Aptamers are an attractive emerging class of therapeutic agents that offer additional safety because their activity can be reversed with administration of a complimentary oligonucleotide. Accordingly, I hypothesized that aptamers could be used to treat acute ischemic stroke. First, an antithrombotic aptamer previously generated against coagulation factor IXa was used in a murine model of middle cerebral artery occlusion. Upon factor IXa aptamer administration following stroke, neurological function and inflammatory profiles were improved. Moreover, mice previously treated with the aptamer, followed by induction of subarachnoid hemorrhage, had severe mortality levels and hemorrhage grades that were mitigated by administration of the aptamer's matched antidote.
Second, I generated aptamers against the antifibrinolytic protein plasminogen activator inhibitor-1 (PAI-1), under the hypothesis that aptamer inhibition of PAI-1 would result in a reversible thrombolytic agent.

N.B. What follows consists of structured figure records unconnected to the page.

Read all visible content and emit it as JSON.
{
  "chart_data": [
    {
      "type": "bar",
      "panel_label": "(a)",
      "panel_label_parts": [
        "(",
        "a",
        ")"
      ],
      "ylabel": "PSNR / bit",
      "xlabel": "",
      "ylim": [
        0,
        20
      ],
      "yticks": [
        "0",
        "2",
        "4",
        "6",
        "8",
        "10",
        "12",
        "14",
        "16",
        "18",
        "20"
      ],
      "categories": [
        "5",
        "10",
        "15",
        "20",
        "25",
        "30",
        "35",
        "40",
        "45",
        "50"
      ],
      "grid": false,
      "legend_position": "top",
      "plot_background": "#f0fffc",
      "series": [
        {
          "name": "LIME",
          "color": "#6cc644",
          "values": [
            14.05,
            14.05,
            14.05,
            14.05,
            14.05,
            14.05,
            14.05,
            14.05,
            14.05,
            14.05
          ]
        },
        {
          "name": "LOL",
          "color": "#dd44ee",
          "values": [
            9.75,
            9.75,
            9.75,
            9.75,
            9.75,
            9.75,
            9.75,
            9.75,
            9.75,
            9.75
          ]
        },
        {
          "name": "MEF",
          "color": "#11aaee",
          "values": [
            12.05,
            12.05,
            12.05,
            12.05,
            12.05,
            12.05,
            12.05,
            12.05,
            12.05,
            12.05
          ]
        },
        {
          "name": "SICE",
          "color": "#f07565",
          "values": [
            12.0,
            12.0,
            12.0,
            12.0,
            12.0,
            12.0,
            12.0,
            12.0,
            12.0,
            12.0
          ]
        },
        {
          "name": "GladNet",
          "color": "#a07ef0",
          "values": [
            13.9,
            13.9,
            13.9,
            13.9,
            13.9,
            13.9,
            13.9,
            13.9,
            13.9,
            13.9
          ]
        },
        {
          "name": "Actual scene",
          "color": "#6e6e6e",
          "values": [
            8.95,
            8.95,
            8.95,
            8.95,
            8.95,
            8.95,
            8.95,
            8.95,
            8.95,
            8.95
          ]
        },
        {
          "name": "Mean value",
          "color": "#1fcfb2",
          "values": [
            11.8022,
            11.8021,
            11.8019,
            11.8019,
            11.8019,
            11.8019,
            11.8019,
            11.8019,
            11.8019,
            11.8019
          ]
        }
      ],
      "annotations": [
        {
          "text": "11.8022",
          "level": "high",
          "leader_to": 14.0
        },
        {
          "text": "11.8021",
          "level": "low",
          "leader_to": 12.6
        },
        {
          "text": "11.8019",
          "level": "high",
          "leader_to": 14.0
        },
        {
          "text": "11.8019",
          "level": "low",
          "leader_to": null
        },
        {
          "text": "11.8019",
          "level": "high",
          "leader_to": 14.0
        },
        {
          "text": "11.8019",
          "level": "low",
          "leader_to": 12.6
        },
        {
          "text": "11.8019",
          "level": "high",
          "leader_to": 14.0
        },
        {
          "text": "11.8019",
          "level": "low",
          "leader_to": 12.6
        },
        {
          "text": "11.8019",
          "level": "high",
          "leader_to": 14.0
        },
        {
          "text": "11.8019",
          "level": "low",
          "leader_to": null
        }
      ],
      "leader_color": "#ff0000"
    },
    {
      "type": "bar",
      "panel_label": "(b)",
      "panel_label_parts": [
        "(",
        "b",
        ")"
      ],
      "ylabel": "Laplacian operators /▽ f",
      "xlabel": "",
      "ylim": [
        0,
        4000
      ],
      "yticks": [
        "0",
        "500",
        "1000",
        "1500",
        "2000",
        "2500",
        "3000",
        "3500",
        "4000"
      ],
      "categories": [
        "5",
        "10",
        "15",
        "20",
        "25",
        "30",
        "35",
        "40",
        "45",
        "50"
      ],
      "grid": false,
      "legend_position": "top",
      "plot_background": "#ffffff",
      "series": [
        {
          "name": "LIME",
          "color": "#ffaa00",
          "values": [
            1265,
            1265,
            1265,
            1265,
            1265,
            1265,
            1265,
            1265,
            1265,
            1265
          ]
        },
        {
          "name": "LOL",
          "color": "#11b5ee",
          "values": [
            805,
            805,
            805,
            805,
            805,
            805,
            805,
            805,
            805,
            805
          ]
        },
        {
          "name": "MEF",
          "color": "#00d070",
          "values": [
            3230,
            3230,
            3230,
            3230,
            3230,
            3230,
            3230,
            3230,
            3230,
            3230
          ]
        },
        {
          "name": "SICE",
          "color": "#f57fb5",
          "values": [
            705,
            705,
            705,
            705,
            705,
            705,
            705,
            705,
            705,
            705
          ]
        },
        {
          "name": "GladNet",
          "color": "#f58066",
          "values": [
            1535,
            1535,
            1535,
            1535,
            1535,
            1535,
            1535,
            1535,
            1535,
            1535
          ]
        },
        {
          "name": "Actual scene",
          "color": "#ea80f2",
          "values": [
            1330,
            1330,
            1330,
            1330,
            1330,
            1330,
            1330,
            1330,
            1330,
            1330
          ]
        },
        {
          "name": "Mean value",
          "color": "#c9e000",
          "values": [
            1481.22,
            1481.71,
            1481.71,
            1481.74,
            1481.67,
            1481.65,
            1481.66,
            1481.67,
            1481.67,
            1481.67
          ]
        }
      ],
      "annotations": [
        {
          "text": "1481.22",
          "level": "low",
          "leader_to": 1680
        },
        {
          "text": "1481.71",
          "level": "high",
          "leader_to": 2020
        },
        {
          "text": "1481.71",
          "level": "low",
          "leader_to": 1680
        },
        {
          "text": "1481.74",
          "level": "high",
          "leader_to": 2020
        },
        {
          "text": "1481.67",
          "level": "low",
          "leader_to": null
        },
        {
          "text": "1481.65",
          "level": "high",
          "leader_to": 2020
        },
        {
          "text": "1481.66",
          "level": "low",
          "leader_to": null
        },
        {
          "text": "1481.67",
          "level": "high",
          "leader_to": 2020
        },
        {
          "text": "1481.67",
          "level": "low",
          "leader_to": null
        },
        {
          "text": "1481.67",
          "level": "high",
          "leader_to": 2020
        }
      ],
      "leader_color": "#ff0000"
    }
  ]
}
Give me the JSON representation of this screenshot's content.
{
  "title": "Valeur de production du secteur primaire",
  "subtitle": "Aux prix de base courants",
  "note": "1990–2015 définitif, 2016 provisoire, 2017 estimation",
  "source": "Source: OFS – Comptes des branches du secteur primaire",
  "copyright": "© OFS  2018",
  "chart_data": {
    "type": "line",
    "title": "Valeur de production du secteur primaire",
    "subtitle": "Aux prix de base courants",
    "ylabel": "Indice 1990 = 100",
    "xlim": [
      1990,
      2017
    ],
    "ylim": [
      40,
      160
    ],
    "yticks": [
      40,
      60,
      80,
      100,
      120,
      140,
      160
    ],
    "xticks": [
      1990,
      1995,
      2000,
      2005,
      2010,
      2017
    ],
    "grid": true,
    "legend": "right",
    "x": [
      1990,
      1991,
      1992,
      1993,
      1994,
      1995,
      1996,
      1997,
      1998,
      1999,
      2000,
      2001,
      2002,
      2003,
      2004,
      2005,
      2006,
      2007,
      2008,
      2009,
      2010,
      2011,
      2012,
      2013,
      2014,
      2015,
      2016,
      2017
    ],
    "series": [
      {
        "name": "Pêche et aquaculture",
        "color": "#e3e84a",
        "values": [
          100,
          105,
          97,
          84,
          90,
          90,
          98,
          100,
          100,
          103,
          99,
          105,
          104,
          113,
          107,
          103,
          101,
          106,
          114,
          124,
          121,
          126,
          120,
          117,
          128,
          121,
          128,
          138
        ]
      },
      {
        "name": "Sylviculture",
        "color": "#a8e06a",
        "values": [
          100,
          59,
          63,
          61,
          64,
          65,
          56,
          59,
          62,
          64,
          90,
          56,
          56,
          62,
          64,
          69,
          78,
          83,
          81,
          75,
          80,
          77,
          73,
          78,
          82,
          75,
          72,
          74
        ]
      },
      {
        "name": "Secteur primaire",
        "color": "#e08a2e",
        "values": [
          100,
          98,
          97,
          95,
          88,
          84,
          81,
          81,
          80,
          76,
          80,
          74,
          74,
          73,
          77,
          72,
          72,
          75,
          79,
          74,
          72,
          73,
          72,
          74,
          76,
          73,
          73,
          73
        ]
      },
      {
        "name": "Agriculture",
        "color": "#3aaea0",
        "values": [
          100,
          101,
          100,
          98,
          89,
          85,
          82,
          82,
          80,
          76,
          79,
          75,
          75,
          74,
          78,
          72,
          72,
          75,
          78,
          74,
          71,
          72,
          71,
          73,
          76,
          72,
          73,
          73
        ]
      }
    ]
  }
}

However, after further testing, the aptamers were not found to disrupt the interaction between PAI-1 and its target proteases. Instead, the aptamers were shown to prevent PAI-1 binding to vitronectin, which translated to restoration of breast cancer cell adhesion in an environment of PAI-1 mediated detachment.
Therefore, aptamer inhibition of factor IXa has demonstrated efficacy in improving outcome following stroke, and should life-threatening hemorrhage arise, an antidote specific to the interventional agent is able to decrease not only hemorrhage grade, but also mortality. This may result in a safer stroke therapy, while a novel aptamer generated against PAI-1 may have application as an antimetastatic agent, which could be used as adjuvant therapy to traditional breast cancer treatment.